In 2022, the UK government took the next step by imposing a requirement folic acid add to flour. This was an effort to prevent birth defects such as spina bifida, in which a baby’s spine and spinal cord do not develop properly in the mother’s womb, and anencephaly, in which a baby is born without part of the brain and skull.
Breakfast cereals, often criticized for their sugar content, can also increase your intake indispensable nutrients such as vitamins B2, B12, folic acid and iron. Some experts would like to introduce mandatory food fortification expanded much further.
Food scientists do discovering other ways to make healthier ultra-processed foods. One approach is to reduce the sugar content to give it a sweeter taste fasterwhich means less sugar is needed to achieve the same taste.
Another is to employ scientific techniques to augment speed salt is released from food.
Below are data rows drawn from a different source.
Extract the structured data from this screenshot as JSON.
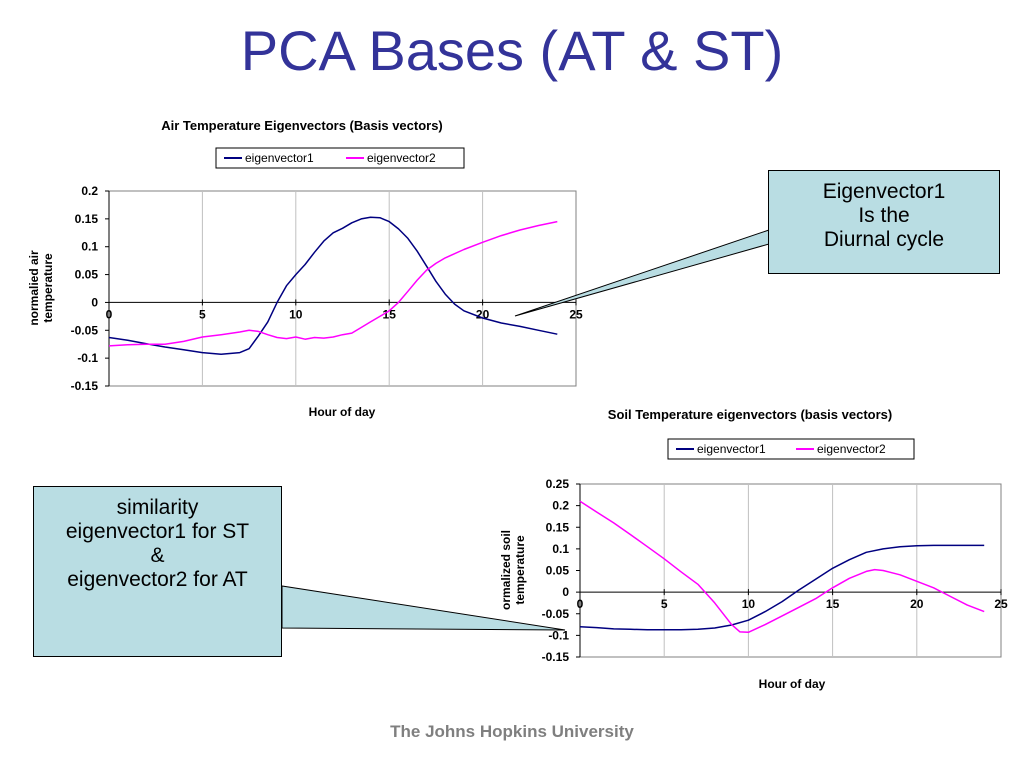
{
  "slide": {
    "title": "PCA Bases (AT & ST)",
    "footer": "The Johns Hopkins University"
  },
  "callouts": [
    {
      "lines": [
        "Eigenvector1",
        "Is the",
        "Diurnal cycle"
      ]
    },
    {
      "lines": [
        "similarity",
        "eigenvector1 for ST",
        "&",
        "eigenvector2 for AT"
      ]
    }
  ],
  "colors": {
    "eigenvector1": "#000080",
    "eigenvector2": "#ff00ff",
    "callout_fill": "#b9dde3"
  },
  "chart_data": [
    {
      "type": "line",
      "title": "Air Temperature Eigenvectors (Basis vectors)",
      "xlabel": "Hour of day",
      "ylabel": [
        "normalied air",
        "temperature"
      ],
      "xlim": [
        0,
        25
      ],
      "ylim": [
        -0.15,
        0.2
      ],
      "xticks": [
        "0",
        "5",
        "10",
        "15",
        "20",
        "25"
      ],
      "yticks": [
        "0.2",
        "0.15",
        "0.1",
        "0.05",
        "0",
        "-0.05",
        "-0.1",
        "-0.15"
      ],
      "grid": true,
      "legend": "top",
      "series": [
        {
          "name": "eigenvector1",
          "color": "#000080",
          "x": [
            0,
            1,
            2,
            3,
            4,
            5,
            6,
            7,
            7.5,
            8,
            8.5,
            9,
            9.5,
            10,
            10.5,
            11,
            11.5,
            12,
            12.5,
            13,
            13.5,
            14,
            14.5,
            15,
            15.5,
            16,
            16.5,
            17,
            17.5,
            18,
            18.5,
            19,
            20,
            21,
            22,
            23,
            24
          ],
          "y": [
            -0.063,
            -0.068,
            -0.074,
            -0.08,
            -0.085,
            -0.09,
            -0.093,
            -0.09,
            -0.083,
            -0.06,
            -0.035,
            0.0,
            0.03,
            0.05,
            0.068,
            0.09,
            0.11,
            0.125,
            0.133,
            0.143,
            0.15,
            0.153,
            0.152,
            0.145,
            0.132,
            0.115,
            0.092,
            0.065,
            0.038,
            0.015,
            -0.003,
            -0.015,
            -0.028,
            -0.037,
            -0.043,
            -0.05,
            -0.057
          ]
        },
        {
          "name": "eigenvector2",
          "color": "#ff00ff",
          "x": [
            0,
            1,
            2,
            3,
            4,
            5,
            6,
            7,
            7.5,
            8,
            8.5,
            9,
            9.5,
            10,
            10.5,
            11,
            11.5,
            12,
            12.5,
            13,
            13.5,
            14,
            14.5,
            15,
            15.5,
            16,
            16.5,
            17,
            17.5,
            18,
            19,
            20,
            21,
            22,
            23,
            24
          ],
          "y": [
            -0.078,
            -0.076,
            -0.075,
            -0.075,
            -0.07,
            -0.062,
            -0.058,
            -0.053,
            -0.05,
            -0.052,
            -0.058,
            -0.063,
            -0.065,
            -0.062,
            -0.066,
            -0.063,
            -0.064,
            -0.062,
            -0.058,
            -0.055,
            -0.045,
            -0.035,
            -0.025,
            -0.015,
            0.0,
            0.02,
            0.04,
            0.058,
            0.07,
            0.08,
            0.095,
            0.108,
            0.12,
            0.13,
            0.138,
            0.145
          ]
        }
      ]
    },
    {
      "type": "line",
      "title": "Soil Temperature eigenvectors (basis vectors)",
      "xlabel": "Hour of day",
      "ylabel": [
        "ormalized soil",
        "temperature"
      ],
      "xlim": [
        0,
        25
      ],
      "ylim": [
        -0.15,
        0.25
      ],
      "xticks": [
        "0",
        "5",
        "10",
        "15",
        "20",
        "25"
      ],
      "yticks": [
        "0.25",
        "0.2",
        "0.15",
        "0.1",
        "0.05",
        "0",
        "-0.05",
        "-0.1",
        "-0.15"
      ],
      "grid": true,
      "legend": "top",
      "series": [
        {
          "name": "eigenvector1",
          "color": "#000080",
          "x": [
            0,
            1,
            2,
            3,
            4,
            5,
            6,
            7,
            8,
            9,
            10,
            11,
            12,
            13,
            14,
            15,
            16,
            17,
            18,
            19,
            20,
            21,
            22,
            23,
            24
          ],
          "y": [
            -0.08,
            -0.082,
            -0.085,
            -0.086,
            -0.087,
            -0.087,
            -0.087,
            -0.086,
            -0.083,
            -0.076,
            -0.065,
            -0.045,
            -0.022,
            0.005,
            0.03,
            0.055,
            0.075,
            0.092,
            0.1,
            0.105,
            0.107,
            0.108,
            0.108,
            0.108,
            0.108
          ]
        },
        {
          "name": "eigenvector2",
          "color": "#ff00ff",
          "x": [
            0,
            1,
            2,
            3,
            4,
            5,
            6,
            7,
            8,
            9,
            9.5,
            10,
            11,
            12,
            13,
            14,
            15,
            16,
            17,
            17.5,
            18,
            19,
            20,
            21,
            22,
            23,
            24
          ],
          "y": [
            0.21,
            0.185,
            0.16,
            0.133,
            0.105,
            0.077,
            0.047,
            0.018,
            -0.025,
            -0.075,
            -0.092,
            -0.093,
            -0.075,
            -0.055,
            -0.035,
            -0.015,
            0.01,
            0.032,
            0.048,
            0.052,
            0.05,
            0.04,
            0.025,
            0.01,
            -0.01,
            -0.03,
            -0.045
          ]
        }
      ]
    }
  ]
}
Likewise, this results in a quicker taste, which leads to less consumption.
Other innovations aimed at reducing food calories through reformulation include creating creamy, low-calorie dairy-free sauces or plant-based burgers that are virtually indistinguishable from their meat counterparts but have fewer calories.
This type of innovation shows that ultra-processing does not necessarily mean unhealthy and high-calorie food – it is about the choices made during production. If scientists focus on creating affordable, nutritious, ultra-processed foods, they can become part of the solution to the obesity crisis, not the enemy.